Das Gesundheitswesen wird revolutioniert, der Gedanke Schule machen. Schon bald atmen Vegetarier auf: Salzstangen, ganz ohne tierisches Eiweiß. Und für Menschen, die unter Nussallergie leiden? Blutwurst, ganz ohne Nüsse, garantiert.
 
Ganz einfach
 
    Arbeiten bis ins hohe Greisenalter? Während gleichzeitig Heerscharen arbeitsloser Jugendlicher auf der Straße stehen? Jawohl! Entgegen der landläufigen Meinung sind diese Pläne der Bundesregierung keineswegs hirnrissig, sondern konsequent und durchdacht. Sie tut damit nur, was alle wollen, nämlich die Rentenkassen sanieren. Das geht so:
    Es gibt bekanntlich immer mehr Rentenempfänger und immer weniger Rentenzahler. Was aber ist einfacher: Die Zahl der Rentenzahler zu erhöhen oder die der Rentenempfänger zu verringern? Natürlich das Zweite. Man lässt die Menschen länger arbeiten. Somit erhalten sie keine Rente, sondern zahlen weiterhin in die Kasse ein, bis sie eines Tages tot umfallen. Dann brauchen sie keine Rente mehr, und das wirkt sich positiv auf die Kassenlage aus.

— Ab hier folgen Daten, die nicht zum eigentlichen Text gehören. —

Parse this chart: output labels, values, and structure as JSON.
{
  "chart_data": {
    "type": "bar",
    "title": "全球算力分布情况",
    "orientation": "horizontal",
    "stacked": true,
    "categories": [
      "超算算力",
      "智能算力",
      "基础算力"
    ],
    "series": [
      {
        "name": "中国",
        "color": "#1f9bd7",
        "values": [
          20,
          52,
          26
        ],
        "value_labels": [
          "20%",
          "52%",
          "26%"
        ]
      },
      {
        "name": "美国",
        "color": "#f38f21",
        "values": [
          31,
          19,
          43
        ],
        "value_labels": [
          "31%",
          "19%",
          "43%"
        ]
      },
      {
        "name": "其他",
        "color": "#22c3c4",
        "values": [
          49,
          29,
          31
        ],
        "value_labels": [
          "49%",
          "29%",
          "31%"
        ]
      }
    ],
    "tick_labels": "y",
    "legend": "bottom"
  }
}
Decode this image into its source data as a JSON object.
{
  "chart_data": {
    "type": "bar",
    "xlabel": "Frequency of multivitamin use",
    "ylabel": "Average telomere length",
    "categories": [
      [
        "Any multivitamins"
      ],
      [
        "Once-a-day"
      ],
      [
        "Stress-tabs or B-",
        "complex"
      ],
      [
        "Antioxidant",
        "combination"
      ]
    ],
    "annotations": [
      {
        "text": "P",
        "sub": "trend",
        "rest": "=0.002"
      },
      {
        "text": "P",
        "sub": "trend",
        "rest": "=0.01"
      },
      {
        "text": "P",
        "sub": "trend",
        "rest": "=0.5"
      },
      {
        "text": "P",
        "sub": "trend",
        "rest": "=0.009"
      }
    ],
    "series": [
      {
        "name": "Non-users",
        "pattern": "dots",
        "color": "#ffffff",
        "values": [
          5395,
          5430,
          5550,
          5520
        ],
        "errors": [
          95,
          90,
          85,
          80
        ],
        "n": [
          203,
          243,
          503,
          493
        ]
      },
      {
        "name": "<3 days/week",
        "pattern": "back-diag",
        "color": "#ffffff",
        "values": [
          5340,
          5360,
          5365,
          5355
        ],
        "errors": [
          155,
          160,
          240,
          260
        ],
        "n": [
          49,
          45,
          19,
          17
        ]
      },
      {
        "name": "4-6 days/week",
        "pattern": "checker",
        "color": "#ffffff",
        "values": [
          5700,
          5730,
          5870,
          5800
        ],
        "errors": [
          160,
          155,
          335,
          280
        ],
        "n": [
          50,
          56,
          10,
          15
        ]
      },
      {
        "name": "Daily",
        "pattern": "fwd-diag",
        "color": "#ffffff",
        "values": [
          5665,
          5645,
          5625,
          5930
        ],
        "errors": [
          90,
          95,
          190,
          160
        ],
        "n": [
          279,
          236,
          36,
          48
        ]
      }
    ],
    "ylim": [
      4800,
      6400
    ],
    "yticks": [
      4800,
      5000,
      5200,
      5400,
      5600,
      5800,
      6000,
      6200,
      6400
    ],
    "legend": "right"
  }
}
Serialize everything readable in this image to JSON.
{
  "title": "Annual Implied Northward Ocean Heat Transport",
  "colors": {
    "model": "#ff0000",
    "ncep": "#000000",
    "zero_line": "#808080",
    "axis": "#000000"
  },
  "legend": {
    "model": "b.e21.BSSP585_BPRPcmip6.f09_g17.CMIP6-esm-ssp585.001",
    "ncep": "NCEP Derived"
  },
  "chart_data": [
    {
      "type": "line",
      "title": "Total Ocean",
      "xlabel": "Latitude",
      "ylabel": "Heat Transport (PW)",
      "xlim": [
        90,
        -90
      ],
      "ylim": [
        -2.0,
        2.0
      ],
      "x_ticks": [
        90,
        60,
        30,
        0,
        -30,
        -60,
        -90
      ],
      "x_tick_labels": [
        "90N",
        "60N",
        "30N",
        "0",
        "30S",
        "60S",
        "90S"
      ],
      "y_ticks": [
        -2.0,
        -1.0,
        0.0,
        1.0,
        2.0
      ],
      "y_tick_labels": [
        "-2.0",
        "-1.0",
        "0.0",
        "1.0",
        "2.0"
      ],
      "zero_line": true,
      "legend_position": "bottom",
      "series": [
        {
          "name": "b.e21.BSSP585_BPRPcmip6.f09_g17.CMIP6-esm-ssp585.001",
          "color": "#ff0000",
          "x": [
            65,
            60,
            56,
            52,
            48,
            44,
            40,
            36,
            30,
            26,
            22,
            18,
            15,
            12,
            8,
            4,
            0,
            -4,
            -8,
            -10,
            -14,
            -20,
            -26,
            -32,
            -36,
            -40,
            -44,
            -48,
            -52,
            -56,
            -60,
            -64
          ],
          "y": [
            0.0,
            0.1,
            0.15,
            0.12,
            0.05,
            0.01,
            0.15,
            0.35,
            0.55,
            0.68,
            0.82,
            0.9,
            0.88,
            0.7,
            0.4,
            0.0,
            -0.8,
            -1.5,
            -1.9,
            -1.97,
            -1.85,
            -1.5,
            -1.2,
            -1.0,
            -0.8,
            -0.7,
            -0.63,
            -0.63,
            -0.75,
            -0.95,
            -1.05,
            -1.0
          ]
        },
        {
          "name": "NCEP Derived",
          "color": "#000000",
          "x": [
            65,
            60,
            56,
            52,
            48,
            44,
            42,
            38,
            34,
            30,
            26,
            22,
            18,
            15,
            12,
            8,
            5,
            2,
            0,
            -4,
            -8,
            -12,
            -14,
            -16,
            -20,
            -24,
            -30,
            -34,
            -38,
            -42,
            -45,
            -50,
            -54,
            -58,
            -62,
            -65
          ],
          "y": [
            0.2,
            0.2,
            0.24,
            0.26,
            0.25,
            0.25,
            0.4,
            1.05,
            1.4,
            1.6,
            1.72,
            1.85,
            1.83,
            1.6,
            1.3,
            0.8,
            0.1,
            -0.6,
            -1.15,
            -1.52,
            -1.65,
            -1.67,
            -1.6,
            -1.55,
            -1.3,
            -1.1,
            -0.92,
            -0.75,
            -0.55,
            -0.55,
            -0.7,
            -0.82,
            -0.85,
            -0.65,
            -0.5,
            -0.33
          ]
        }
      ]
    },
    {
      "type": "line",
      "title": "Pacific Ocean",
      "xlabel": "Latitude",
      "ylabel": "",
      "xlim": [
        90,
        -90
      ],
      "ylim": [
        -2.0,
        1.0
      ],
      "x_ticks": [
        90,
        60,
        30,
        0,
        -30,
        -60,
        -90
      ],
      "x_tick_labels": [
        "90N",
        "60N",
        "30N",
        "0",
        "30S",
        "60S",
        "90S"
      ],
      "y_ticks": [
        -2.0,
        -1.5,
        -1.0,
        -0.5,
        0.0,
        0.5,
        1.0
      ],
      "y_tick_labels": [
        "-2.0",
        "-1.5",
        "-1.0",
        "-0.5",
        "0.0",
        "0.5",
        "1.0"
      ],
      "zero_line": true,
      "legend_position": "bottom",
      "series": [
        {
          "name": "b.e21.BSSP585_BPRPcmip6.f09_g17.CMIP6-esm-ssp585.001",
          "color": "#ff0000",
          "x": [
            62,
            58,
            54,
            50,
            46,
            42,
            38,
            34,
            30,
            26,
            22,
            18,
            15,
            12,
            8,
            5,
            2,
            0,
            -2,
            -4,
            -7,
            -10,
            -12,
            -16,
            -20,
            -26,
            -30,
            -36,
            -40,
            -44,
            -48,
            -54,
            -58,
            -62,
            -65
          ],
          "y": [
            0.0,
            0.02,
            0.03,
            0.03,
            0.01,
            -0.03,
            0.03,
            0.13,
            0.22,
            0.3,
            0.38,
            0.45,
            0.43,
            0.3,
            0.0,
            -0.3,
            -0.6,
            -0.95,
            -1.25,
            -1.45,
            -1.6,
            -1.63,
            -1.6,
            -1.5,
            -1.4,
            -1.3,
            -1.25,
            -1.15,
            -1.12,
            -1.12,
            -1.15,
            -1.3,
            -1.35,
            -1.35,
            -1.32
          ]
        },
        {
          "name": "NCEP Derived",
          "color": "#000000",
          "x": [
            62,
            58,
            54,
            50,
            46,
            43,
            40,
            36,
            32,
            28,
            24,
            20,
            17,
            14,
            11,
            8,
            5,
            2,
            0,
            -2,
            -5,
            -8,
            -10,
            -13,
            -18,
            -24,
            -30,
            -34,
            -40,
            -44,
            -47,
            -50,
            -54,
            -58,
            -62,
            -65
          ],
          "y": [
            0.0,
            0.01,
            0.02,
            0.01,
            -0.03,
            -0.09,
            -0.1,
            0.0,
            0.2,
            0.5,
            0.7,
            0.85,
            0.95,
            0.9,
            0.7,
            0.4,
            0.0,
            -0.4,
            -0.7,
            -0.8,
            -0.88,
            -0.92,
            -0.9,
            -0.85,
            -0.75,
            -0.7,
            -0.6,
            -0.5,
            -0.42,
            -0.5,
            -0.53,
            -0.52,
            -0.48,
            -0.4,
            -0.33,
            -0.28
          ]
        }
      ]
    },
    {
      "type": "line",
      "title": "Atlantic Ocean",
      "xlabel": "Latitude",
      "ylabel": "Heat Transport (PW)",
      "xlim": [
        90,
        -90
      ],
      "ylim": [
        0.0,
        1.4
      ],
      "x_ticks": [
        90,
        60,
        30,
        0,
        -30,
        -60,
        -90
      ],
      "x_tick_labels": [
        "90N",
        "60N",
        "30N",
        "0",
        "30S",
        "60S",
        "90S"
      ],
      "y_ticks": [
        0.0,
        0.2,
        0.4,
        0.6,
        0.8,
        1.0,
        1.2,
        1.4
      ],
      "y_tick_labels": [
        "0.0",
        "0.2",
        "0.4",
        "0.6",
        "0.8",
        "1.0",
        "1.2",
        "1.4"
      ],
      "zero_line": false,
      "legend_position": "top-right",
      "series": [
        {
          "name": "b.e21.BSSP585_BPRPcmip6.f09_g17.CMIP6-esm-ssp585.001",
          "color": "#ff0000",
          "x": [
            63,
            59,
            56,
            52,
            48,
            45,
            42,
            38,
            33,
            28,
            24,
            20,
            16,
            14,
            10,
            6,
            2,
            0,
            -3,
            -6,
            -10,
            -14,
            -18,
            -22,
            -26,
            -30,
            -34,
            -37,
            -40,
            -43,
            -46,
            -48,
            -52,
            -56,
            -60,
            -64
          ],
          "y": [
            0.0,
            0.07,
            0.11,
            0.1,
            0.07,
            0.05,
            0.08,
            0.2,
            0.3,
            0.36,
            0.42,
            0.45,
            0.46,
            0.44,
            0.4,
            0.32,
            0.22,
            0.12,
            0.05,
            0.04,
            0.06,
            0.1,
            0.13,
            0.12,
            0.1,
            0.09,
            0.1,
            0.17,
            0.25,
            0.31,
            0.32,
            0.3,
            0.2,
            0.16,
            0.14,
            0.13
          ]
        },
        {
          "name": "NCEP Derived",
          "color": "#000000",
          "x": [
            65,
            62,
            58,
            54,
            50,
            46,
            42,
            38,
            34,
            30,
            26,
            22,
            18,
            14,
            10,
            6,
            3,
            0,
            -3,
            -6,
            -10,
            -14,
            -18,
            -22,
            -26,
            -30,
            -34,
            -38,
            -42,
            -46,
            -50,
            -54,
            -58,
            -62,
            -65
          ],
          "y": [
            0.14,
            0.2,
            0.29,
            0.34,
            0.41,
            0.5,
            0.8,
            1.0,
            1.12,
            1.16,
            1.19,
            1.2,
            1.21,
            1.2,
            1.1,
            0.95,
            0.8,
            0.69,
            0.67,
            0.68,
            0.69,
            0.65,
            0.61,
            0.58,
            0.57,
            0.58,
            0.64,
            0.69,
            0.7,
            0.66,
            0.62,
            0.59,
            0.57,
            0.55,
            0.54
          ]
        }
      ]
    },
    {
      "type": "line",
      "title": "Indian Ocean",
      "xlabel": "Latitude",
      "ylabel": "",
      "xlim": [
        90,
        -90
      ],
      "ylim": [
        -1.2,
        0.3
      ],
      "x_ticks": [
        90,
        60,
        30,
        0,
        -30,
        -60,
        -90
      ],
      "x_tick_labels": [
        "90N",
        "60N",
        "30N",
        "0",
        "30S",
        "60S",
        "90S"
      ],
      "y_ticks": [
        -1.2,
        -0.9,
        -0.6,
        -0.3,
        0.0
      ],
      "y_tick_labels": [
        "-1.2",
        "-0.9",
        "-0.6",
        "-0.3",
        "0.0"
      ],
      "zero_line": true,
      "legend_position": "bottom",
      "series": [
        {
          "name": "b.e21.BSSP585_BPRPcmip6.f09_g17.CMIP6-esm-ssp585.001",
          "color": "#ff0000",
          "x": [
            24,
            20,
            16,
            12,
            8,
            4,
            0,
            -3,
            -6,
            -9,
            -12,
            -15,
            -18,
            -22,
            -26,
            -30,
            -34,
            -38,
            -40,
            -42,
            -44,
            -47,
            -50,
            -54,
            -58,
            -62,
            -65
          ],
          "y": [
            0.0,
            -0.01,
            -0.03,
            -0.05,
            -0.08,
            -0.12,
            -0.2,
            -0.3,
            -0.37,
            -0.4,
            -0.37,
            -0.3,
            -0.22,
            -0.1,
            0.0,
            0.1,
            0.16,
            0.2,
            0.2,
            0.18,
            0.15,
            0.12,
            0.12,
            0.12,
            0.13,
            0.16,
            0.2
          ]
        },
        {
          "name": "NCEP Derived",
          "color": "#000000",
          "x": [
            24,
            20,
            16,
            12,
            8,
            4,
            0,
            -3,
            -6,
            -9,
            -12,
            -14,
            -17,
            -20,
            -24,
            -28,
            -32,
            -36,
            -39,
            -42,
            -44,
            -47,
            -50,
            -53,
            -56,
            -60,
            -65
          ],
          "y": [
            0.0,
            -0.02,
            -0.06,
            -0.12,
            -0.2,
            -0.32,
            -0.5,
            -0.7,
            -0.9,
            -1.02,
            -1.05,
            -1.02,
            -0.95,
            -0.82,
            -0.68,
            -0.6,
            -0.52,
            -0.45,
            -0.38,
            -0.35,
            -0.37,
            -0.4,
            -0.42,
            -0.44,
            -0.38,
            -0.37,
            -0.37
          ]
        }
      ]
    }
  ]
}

    Gleichzeitig wird verhindert, dass junge Leute einen beitragspflichtigen Arbeitsplatz und damit Anspruch auf kassenschädigende Berufsunfähigkeits- oder Frührenten erhalten. Wenn also unterm Strich nur noch in die Rentenkasse ein- und nichts mehr ausbezahlt wird, ist sie saniert. Und das haben doch immer alle gewollt.